No, seriously. The lights flickered, the car swung back and forth and it dropped. It may have only dropped half a foot, but one second I was giggling at my paranoia and heading up to the 14th floor and the next I was plummeting to my death. TO. MY. DEATH.

As a woman near me screamed, I grabbed for the railing inside the elevator only to realize there wasn't one. I closed my eyes as my heart tried to escape my doomed body by clawing its way through my throat. I telepathically told my family and Sir "I love you" and "Ha, ha! Whose fear of heights and small enclosed spaces is irrational now?"
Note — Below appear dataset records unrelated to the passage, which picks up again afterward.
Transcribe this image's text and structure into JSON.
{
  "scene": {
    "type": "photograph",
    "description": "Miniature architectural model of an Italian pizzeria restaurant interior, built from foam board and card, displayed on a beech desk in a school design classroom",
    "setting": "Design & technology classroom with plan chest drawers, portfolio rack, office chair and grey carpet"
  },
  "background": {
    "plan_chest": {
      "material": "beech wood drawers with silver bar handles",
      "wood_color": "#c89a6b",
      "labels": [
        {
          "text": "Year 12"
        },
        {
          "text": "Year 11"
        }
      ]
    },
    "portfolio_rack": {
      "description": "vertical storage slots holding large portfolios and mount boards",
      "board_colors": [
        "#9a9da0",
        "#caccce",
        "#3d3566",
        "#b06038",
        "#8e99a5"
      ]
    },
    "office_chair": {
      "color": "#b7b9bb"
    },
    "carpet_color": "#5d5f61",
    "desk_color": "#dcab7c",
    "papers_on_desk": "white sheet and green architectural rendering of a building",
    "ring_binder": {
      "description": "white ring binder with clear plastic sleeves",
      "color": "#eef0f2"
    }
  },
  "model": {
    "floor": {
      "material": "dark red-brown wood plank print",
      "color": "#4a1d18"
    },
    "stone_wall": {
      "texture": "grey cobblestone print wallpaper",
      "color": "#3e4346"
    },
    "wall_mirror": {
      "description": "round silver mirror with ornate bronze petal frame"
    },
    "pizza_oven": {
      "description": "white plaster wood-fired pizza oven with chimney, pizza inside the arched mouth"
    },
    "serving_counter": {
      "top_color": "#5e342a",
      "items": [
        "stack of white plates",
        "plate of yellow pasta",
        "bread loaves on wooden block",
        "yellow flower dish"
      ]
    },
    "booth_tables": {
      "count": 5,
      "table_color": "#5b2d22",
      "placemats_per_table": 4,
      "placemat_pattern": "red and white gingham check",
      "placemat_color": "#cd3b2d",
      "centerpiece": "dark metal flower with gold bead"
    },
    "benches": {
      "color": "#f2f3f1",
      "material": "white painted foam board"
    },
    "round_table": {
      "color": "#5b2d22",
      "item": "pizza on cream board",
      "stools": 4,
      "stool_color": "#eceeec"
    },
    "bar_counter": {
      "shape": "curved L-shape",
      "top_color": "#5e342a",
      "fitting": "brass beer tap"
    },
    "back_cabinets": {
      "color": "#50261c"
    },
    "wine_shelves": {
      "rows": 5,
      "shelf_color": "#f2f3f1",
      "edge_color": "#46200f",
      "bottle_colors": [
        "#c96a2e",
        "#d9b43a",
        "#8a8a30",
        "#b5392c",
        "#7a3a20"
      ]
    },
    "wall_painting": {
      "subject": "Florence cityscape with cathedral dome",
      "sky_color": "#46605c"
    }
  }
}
A matter of seconds later, the car's lights were back on and we were heading up to the 14th floor like nothing had happened. Though looking at my companions, I knew I hadn't imagined it. The screaming woman had grabbed a complete stranger's hand and her vice-like grip still entrapped it. Everyone else looked as pale and wild-eyed as I felt. Except Installer. Who laughed at us. "We get stuck in these things all the time," He said jauntily. Well that may have been nice to mention BEFORE WE STEPPED INTO THIS PLUMMETING BOX OF DEATH.

We made it to the 14th floor safely and the rest of the day proceeded with the tedium I had expected. However, when we traversed floors, Screaming Woman and I firmly refused to get onto any more of the old elevators. No amount of cajoling would get us to budge from our firm footing on the marble floors outside the ancient elevators. Installer, rolling his eyes, finally gave into our protests and snuck us onto the service elevator, which was agreeably much more sturdy, at least 20 years newer and had Oh Shit! railings.